Believing in each other

[+] EnlargeRichard Seymour
AP Photo/Paul SakumaRichard Seymour has been a positive influence for the Raiders.

When the Dallas Cowboys traded for Charles Haley in 1991, taking the disgruntled pass rusher from the San Francisco 49ers, Al Davis called Cowboys owner Jerry Jones.

"Congratulations Jerry, you just won the Super Bowl," Davis said.

Haley was a back-to-back Super Bowl champion heading to the youngest team in the NFL. He was the final piece to a Cowboys team that won three Super Bowls in four years.

No one called Davis last year when the Raiders traded their 2011 first-round draft pick to the New England Patriots for Richard Seymour, a three-time Super Bowl winning pass rusher. Sure, Davis and the Raiders were called many things after the trade, but none of them were of the congratulatory variety. Yet no move, outside of the release of former No. 1 pick JaMarcus Russell in May, has paid bigger dividends on the field and in the locker room.

Seymour, who has five sacks and 39 tackles this season, became the most respected player on the team and raised the expectations of everyone around him. He gathered his teammates when they were down 10-0 to the Chiefs two weeks ago and reminded them that they would be defined by moments like this. Would they be known as fighters or quitters when they were faced with adversity? It was the kind of moment and the kind of speech the Raiders weren't used to and the result -- an interception on the ensuing drive and a 23-20 win -- is something the Raiders are still getting used to.

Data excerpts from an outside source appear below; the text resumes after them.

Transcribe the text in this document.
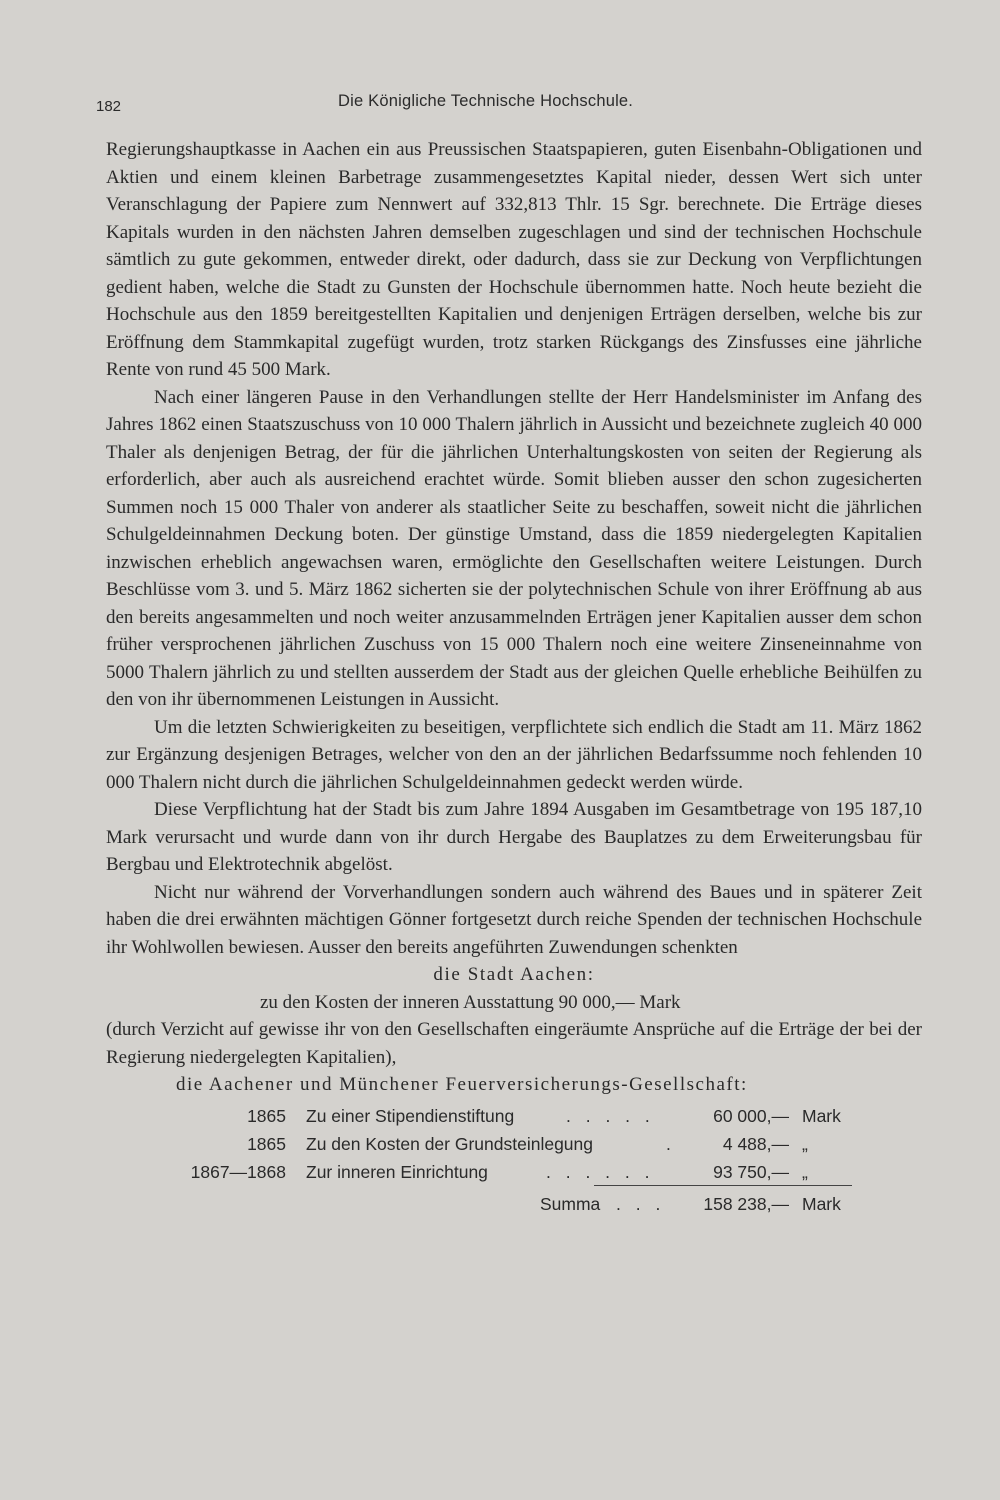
182	Die Königliche Technische Hochschule.

Regierungshauptkasse in Aachen ein aus Preussischen Staatspapieren, guten Eisenbahn-Obligationen und Aktien und einem kleinen Barbetrage zusammengesetztes Kapital nieder, dessen Wert sich unter Veranschlagung der Papiere zum Nennwert auf 332,813 Thlr. 15 Sgr. berechnete. Die Erträge dieses Kapitals wurden in den nächsten Jahren demselben zugeschlagen und sind der technischen Hochschule sämtlich zu gute gekommen, entweder direkt, oder dadurch, dass sie zur Deckung von Verpflichtungen gedient haben, welche die Stadt zu Gunsten der Hochschule übernommen hatte. Noch heute bezieht die Hochschule aus den 1859 bereitgestellten Kapitalien und denjenigen Erträgen derselben, welche bis zur Eröffnung dem Stammkapital zugefügt wurden, trotz starken Rückgangs des Zinsfusses eine jährliche Rente von rund 45 500 Mark.

Nach einer längeren Pause in den Verhandlungen stellte der Herr Handelsminister im Anfang des Jahres 1862 einen Staatszuschuss von 10 000 Thalern jährlich in Aussicht und bezeichnete zugleich 40 000 Thaler als denjenigen Betrag, der für die jährlichen Unterhaltungskosten von seiten der Regierung als erforderlich, aber auch als ausreichend erachtet würde. Somit blieben ausser den schon zugesicherten Summen noch 15 000 Thaler von anderer als staatlicher Seite zu beschaffen, soweit nicht die jährlichen Schulgeldeinnahmen Deckung boten. Der günstige Umstand, dass die 1859 niedergelegten Kapitalien inzwischen erheblich angewachsen waren, ermöglichte den Gesellschaften weitere Leistungen. Durch Beschlüsse vom 3. und 5. März 1862 sicherten sie der polytechnischen Schule von ihrer Eröffnung ab aus den bereits angesammelten und noch weiter anzusammelnden Erträgen jener Kapitalien ausser dem schon früher versprochenen jährlichen Zuschuss von 15 000 Thalern noch eine weitere Zinseneinnahme von 5000 Thalern jährlich zu und stellten ausserdem der Stadt aus der gleichen Quelle erhebliche Beihülfen zu den von ihr übernommenen Leistungen in Aussicht.

Um die letzten Schwierigkeiten zu beseitigen, verpflichtete sich endlich die Stadt am 11. März 1862 zur Ergänzung desjenigen Betrages, welcher von den an der jährlichen Bedarfssumme noch fehlenden 10 000 Thalern nicht durch die jährlichen Schulgeldeinnahmen gedeckt werden würde.

Diese Verpflichtung hat der Stadt bis zum Jahre 1894 Ausgaben im Gesamtbetrage von 195 187,10 Mark verursacht und wurde dann von ihr durch Hergabe des Bauplatzes zu dem Erweiterungsbau für Bergbau und Elektrotechnik abgelöst.

Nicht nur während der Vorverhandlungen sondern auch während des Baues und in späterer Zeit haben die drei erwähnten mächtigen Gönner fortgesetzt durch reiche Spenden der technischen Hochschule ihr Wohlwollen bewiesen. Ausser den bereits angeführten Zuwendungen schenkten

die Stadt Aachen:

zu den Kosten der inneren Ausstattung 90 000,— Mark

(durch Verzicht auf gewisse ihr von den Gesellschaften eingeräumte Ansprüche auf die Erträge der bei der Regierung niedergelegten Kapitalien),

die Aachener und Münchener Feuerversicherungs-Gesellschaft:

1865 Zu einer Stipendienstiftung	. . . . .	60 000,— Mark
1865 Zu den Kosten der Grundsteinlegung	.	4 488,— „
1867—1868 Zur inneren Einrichtung	. . . . . .	93 750,— „
Summa . . . 158 238,— Mark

"Coming in I didn't have any expectations," Seymour said. "It was a new situation. I was feeling my way around, just taking the time to know my teammates, the coaching staff and the philosophy, and working my way to where I could be effective. & But the best teams in the league can win in November and December. That's when teams separate themselves.''

It's the kind of mindset and philosophy only a player like Seymour can bring to a team that started the season 2-4 for the eighth straight time. The past seven seasons resulted in at least 11 losses. This time around the Raiders won three straight games for the first time and find themselves atop the AFC West.

Cable and the players in the Raiders' locker room say they never felt they were heading toward a familiar free fall this season. There was a different feeling in training camp that extended into the season. They were in all but one game they played and felt they were a play or two away from being atop the division a couple weeks earlier. Instead of pointing fingers after games, the Raiders worked with each other in practice and in the film room to correct their mistakes. The rebuilding project has been as much about getting back to fundamentals as anything else.

"When they started to buy into communicating with each other in the very beginning it seemed to permeate and go all through camp," Cable said. "We had learned to appreciate each other and respect each other's opinion. That's hard to do sometimes at this level. "But when you get them willing to talk to each other and learn about each other, it kind of makes you understand where a guy's coming from sometimes. Once we started communicating then we gave ourselves a chance."

The Raiders have given themselves a chance to win the AFC West and get back to the playoffs for the first time in eight years. It's a sight almost as unbelievable as a sold out Oakland-Alameda County Coliseum on a Sunday afternoon.